Well, creating this post has been a lot like my day: full of false starts and missed turns. I’ve already written about 500 words, but when I tried to add a picture, I lost them all. This is my first time posting from my iPad on the WordPress application, and I just don’t know the ropes yet.
“Pour me a glass of wine, will you,” I said to Bill, “I need to start over.”
So, what I started to tell you was that today has been a day spent being functional idiots. We logged 10 to 12 miles, mostly lost in side streets with names we couldn’t read. First we were looking for our lodging—an apartment owned by Asia University. Later we were on a temple tour that was supposed to be only 10K, but I’m sure ended up being closer to 15K.
Starting on Sunday, I’ll be traveling alone to visit three shrines devoted to female deities (research for my next book), so today Bill wanted to accompany me on the “Musashino Seven Deities Good Fortune Course” in the Musashi Sakai/Kichijoji area of Tokyo. The main good fortune we experienced was the incredible kindness of numerous strangers who graciously overlooked that we were in their country without being able to speak or read a lick of their language and who nevertheless painstakingly directed (or even led) us to the destinations we were seeking.

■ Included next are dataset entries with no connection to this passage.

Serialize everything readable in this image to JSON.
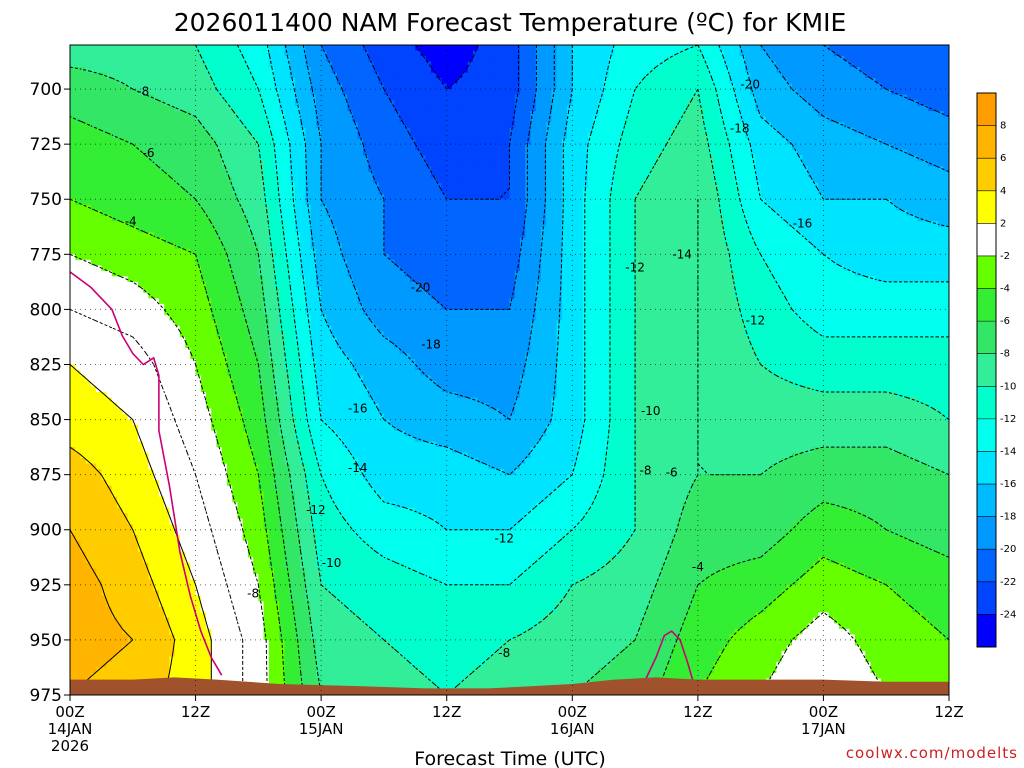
{
  "chart_data": {
    "type": "heatmap",
    "title": "2026011400 NAM Forecast Temperature (ºC) for KMIE",
    "xlabel": "Forecast Time (UTC)",
    "ylabel": "",
    "y_scale": "pressure (hPa, increasing downward)",
    "ylim": [
      975,
      680
    ],
    "y_ticks": [
      700,
      725,
      750,
      775,
      800,
      825,
      850,
      875,
      900,
      925,
      950,
      975
    ],
    "x_ticks": [
      {
        "hour": 0,
        "label": "00Z",
        "sub": [
          "14JAN",
          "2026"
        ]
      },
      {
        "hour": 12,
        "label": "12Z",
        "sub": []
      },
      {
        "hour": 24,
        "label": "00Z",
        "sub": [
          "15JAN"
        ]
      },
      {
        "hour": 36,
        "label": "12Z",
        "sub": []
      },
      {
        "hour": 48,
        "label": "00Z",
        "sub": [
          "16JAN"
        ]
      },
      {
        "hour": 60,
        "label": "12Z",
        "sub": []
      },
      {
        "hour": 72,
        "label": "00Z",
        "sub": [
          "17JAN"
        ]
      },
      {
        "hour": 84,
        "label": "12Z",
        "sub": []
      }
    ],
    "xlim": [
      0,
      84
    ],
    "grid": true,
    "colorbar": {
      "position": "right",
      "bins": [
        {
          "from": 8,
          "to": 10,
          "color": "#ff9d00"
        },
        {
          "from": 6,
          "to": 8,
          "color": "#ffb400"
        },
        {
          "from": 4,
          "to": 6,
          "color": "#ffcc00"
        },
        {
          "from": 2,
          "to": 4,
          "color": "#ffff00"
        },
        {
          "from": -2,
          "to": 2,
          "color": "#ffffff"
        },
        {
          "from": -4,
          "to": -2,
          "color": "#66ff00"
        },
        {
          "from": -6,
          "to": -4,
          "color": "#33ee33"
        },
        {
          "from": -8,
          "to": -6,
          "color": "#33e666"
        },
        {
          "from": -10,
          "to": -8,
          "color": "#33ee99"
        },
        {
          "from": -12,
          "to": -10,
          "color": "#00ffcc"
        },
        {
          "from": -14,
          "to": -12,
          "color": "#00ffee"
        },
        {
          "from": -16,
          "to": -14,
          "color": "#00e5ff"
        },
        {
          "from": -18,
          "to": -16,
          "color": "#00bbff"
        },
        {
          "from": -20,
          "to": -18,
          "color": "#0099ff"
        },
        {
          "from": -22,
          "to": -20,
          "color": "#0066ff"
        },
        {
          "from": -24,
          "to": -22,
          "color": "#0044ff"
        },
        {
          "from": -26,
          "to": -24,
          "color": "#0000ff"
        }
      ],
      "tick_labels": [
        "8",
        "6",
        "4",
        "2",
        "-2",
        "-4",
        "-6",
        "-8",
        "-10",
        "-12",
        "-14",
        "-16",
        "-18",
        "-20",
        "-22",
        "-24"
      ]
    },
    "temperature_profiles": [
      {
        "hour": 0,
        "p": [
          680,
          700,
          725,
          750,
          775,
          800,
          825,
          850,
          875,
          900,
          925,
          950,
          975
        ],
        "t": [
          -9,
          -7,
          -5,
          -4,
          -2,
          0,
          2,
          3,
          5,
          6,
          7,
          7,
          6
        ]
      },
      {
        "hour": 6,
        "p": [
          680,
          700,
          725,
          750,
          775,
          800,
          825,
          850,
          875,
          900,
          925,
          950,
          975
        ],
        "t": [
          -9,
          -8,
          -6,
          -5,
          -3,
          -1,
          1,
          2,
          3,
          4,
          5,
          6,
          5
        ]
      },
      {
        "hour": 12,
        "p": [
          680,
          700,
          725,
          750,
          775,
          800,
          825,
          850,
          875,
          900,
          925,
          950,
          975
        ],
        "t": [
          -10,
          -9,
          -7,
          -6,
          -4,
          -3,
          -2,
          -1,
          0,
          1,
          2,
          3,
          3
        ]
      },
      {
        "hour": 18,
        "p": [
          680,
          700,
          725,
          750,
          775,
          800,
          825,
          850,
          875,
          900,
          925,
          950,
          975
        ],
        "t": [
          -13,
          -12,
          -10,
          -9,
          -8,
          -7,
          -6,
          -5,
          -4,
          -3,
          -2,
          -1,
          -1
        ]
      },
      {
        "hour": 24,
        "p": [
          680,
          700,
          725,
          750,
          775,
          800,
          825,
          850,
          875,
          900,
          925,
          950,
          975
        ],
        "t": [
          -20,
          -19,
          -18,
          -18,
          -17,
          -16,
          -15,
          -14,
          -12,
          -11,
          -10,
          -9,
          -8
        ]
      },
      {
        "hour": 30,
        "p": [
          680,
          700,
          725,
          750,
          775,
          800,
          825,
          850,
          875,
          900,
          925,
          950,
          975
        ],
        "t": [
          -23,
          -22,
          -21,
          -20,
          -20,
          -19,
          -17,
          -16,
          -15,
          -13,
          -11,
          -10,
          -9
        ]
      },
      {
        "hour": 36,
        "p": [
          680,
          700,
          725,
          750,
          775,
          800,
          825,
          850,
          875,
          900,
          925,
          950,
          975
        ],
        "t": [
          -25,
          -24,
          -23,
          -22,
          -21,
          -20,
          -19,
          -17,
          -15,
          -14,
          -12,
          -11,
          -10
        ]
      },
      {
        "hour": 42,
        "p": [
          680,
          700,
          725,
          750,
          775,
          800,
          825,
          850,
          875,
          900,
          925,
          950,
          975
        ],
        "t": [
          -23,
          -23,
          -22,
          -22,
          -21,
          -20,
          -19,
          -18,
          -16,
          -14,
          -12,
          -10,
          -9
        ]
      },
      {
        "hour": 48,
        "p": [
          680,
          700,
          725,
          750,
          775,
          800,
          825,
          850,
          875,
          900,
          925,
          950,
          975
        ],
        "t": [
          -16,
          -16,
          -15,
          -15,
          -15,
          -15,
          -15,
          -15,
          -14,
          -12,
          -10,
          -9,
          -8
        ]
      },
      {
        "hour": 54,
        "p": [
          680,
          700,
          725,
          750,
          775,
          800,
          825,
          850,
          875,
          900,
          925,
          950,
          975
        ],
        "t": [
          -13,
          -12,
          -11,
          -10,
          -10,
          -10,
          -10,
          -10,
          -10,
          -10,
          -9,
          -8,
          -7
        ]
      },
      {
        "hour": 60,
        "p": [
          680,
          700,
          725,
          750,
          775,
          800,
          825,
          850,
          875,
          900,
          925,
          950,
          975
        ],
        "t": [
          -12,
          -10,
          -9,
          -8,
          -8,
          -8,
          -8,
          -8,
          -8,
          -7,
          -6,
          -5,
          -4
        ]
      },
      {
        "hour": 66,
        "p": [
          680,
          700,
          725,
          750,
          775,
          800,
          825,
          850,
          875,
          900,
          925,
          950,
          975
        ],
        "t": [
          -18,
          -17,
          -15,
          -14,
          -12,
          -11,
          -10,
          -9,
          -8,
          -7,
          -5,
          -3,
          -2
        ]
      },
      {
        "hour": 72,
        "p": [
          680,
          700,
          725,
          750,
          775,
          800,
          825,
          850,
          875,
          900,
          925,
          950,
          975
        ],
        "t": [
          -20,
          -19,
          -17,
          -16,
          -14,
          -13,
          -11,
          -9,
          -7,
          -5,
          -3,
          -1,
          0
        ]
      },
      {
        "hour": 78,
        "p": [
          680,
          700,
          725,
          750,
          775,
          800,
          825,
          850,
          875,
          900,
          925,
          950,
          975
        ],
        "t": [
          -21,
          -20,
          -18,
          -16,
          -15,
          -13,
          -11,
          -9,
          -7,
          -6,
          -4,
          -3,
          -2
        ]
      },
      {
        "hour": 84,
        "p": [
          680,
          700,
          725,
          750,
          775,
          800,
          825,
          850,
          875,
          900,
          925,
          950,
          975
        ],
        "t": [
          -22,
          -21,
          -19,
          -17,
          -15,
          -13,
          -11,
          -10,
          -8,
          -7,
          -5,
          -4,
          -3
        ]
      }
    ],
    "contour_labels": [
      {
        "text": "-8",
        "hour": 7.0,
        "p": 701
      },
      {
        "text": "-6",
        "hour": 7.5,
        "p": 729
      },
      {
        "text": "-4",
        "hour": 5.8,
        "p": 760
      },
      {
        "text": "-20",
        "hour": 33.5,
        "p": 790
      },
      {
        "text": "-18",
        "hour": 34.5,
        "p": 816
      },
      {
        "text": "-16",
        "hour": 27.5,
        "p": 845
      },
      {
        "text": "-14",
        "hour": 27.5,
        "p": 872
      },
      {
        "text": "-12",
        "hour": 23.5,
        "p": 891
      },
      {
        "text": "-10",
        "hour": 25.0,
        "p": 915
      },
      {
        "text": "-8",
        "hour": 17.5,
        "p": 929
      },
      {
        "text": "-8",
        "hour": 41.5,
        "p": 956
      },
      {
        "text": "-12",
        "hour": 41.5,
        "p": 904
      },
      {
        "text": "-20",
        "hour": 65.0,
        "p": 698
      },
      {
        "text": "-18",
        "hour": 64.0,
        "p": 718
      },
      {
        "text": "-16",
        "hour": 70.0,
        "p": 761
      },
      {
        "text": "-14",
        "hour": 58.5,
        "p": 775
      },
      {
        "text": "-12",
        "hour": 54.0,
        "p": 781
      },
      {
        "text": "-12",
        "hour": 65.5,
        "p": 805
      },
      {
        "text": "-10",
        "hour": 55.5,
        "p": 846
      },
      {
        "text": "-8",
        "hour": 55.0,
        "p": 873
      },
      {
        "text": "-6",
        "hour": 57.5,
        "p": 874
      },
      {
        "text": "-4",
        "hour": 60.0,
        "p": 917
      }
    ],
    "freezing_line": {
      "color": "#cc0077",
      "points": [
        [
          0,
          783
        ],
        [
          2,
          790
        ],
        [
          4,
          800
        ],
        [
          5,
          812
        ],
        [
          6,
          820
        ],
        [
          7,
          825
        ],
        [
          8,
          822
        ],
        [
          8.5,
          830
        ],
        [
          8.5,
          855
        ],
        [
          9.5,
          880
        ],
        [
          10.5,
          910
        ],
        [
          11.5,
          930
        ],
        [
          12.5,
          946
        ],
        [
          13.5,
          958
        ],
        [
          14.5,
          966
        ]
      ]
    },
    "freezing_line_2": {
      "color": "#cc0077",
      "points": [
        [
          55,
          968
        ],
        [
          56,
          958
        ],
        [
          56.8,
          948
        ],
        [
          57.5,
          946
        ],
        [
          58.3,
          950
        ],
        [
          59,
          960
        ],
        [
          59.5,
          968
        ]
      ]
    },
    "terrain": {
      "color": "#a0522d",
      "surface_pressure": [
        [
          0,
          968
        ],
        [
          6,
          968
        ],
        [
          10,
          967
        ],
        [
          14,
          968
        ],
        [
          20,
          970
        ],
        [
          28,
          971
        ],
        [
          34,
          972
        ],
        [
          40,
          972
        ],
        [
          44,
          971
        ],
        [
          48,
          970
        ],
        [
          52,
          968
        ],
        [
          56,
          967
        ],
        [
          60,
          968
        ],
        [
          66,
          968
        ],
        [
          72,
          968
        ],
        [
          78,
          969
        ],
        [
          84,
          969
        ]
      ]
    }
  },
  "credit": "coolwx.com/modelts"
}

We did see some pretty cool temples:
At the end of the day we ended up on “Sun Road,” a very cool shopping area with everything from Panchinko parlors to kimono shops. Bill was looking for a place to get a beer. Again, the fact that we can’t read anything came into play. We gazed longingly into several restaurants trying to discern if it was acceptable to go in and order nothing but one drink. The only way we had to know if these places even served beer was the picture on the door that showed a foamy glass of Sapporo. We passed at least a dozen places, deciding it would be rude to drink without eating.
Finally we found a standing bar, all of about 7 square feet, called “Bimbo.” The owner (I assume) poured Bill his draft Sapporo and used his high school English to engage us in conversation about the name of his bar.
“What is Bimbo in English?” he asked.
Hmmm. How shall I say this? It’s not a word I approve of, and the synonyms wouldn’t necessarily make the concept any clearer. “Well,” I began, “It’s a woman with many boyfriends?”
“I think it means poor,” he said. Apparently, he thought he was naming his bar the “poor man’s” bar.
Not so much.
We spent fifteen minutes looking up the translation for “bimbo” on his smart phone before thanking him and moving on.
Our last stop was the grocery store. I think I bought tuna fish, mayonnaise, and milk. Of course, I’m only guessing. The carton I purchased had a cow on it, so it’s either milk or yogurt—or sour cream—or whipping cream. I guess there’s only one way to find out. The tuna was even trickier, since I’m not entirely sure what a live tuna fish looks like. I hope it’s not a can of sardines.
C’est la vie friends. If you can read this, thank your lucky stars.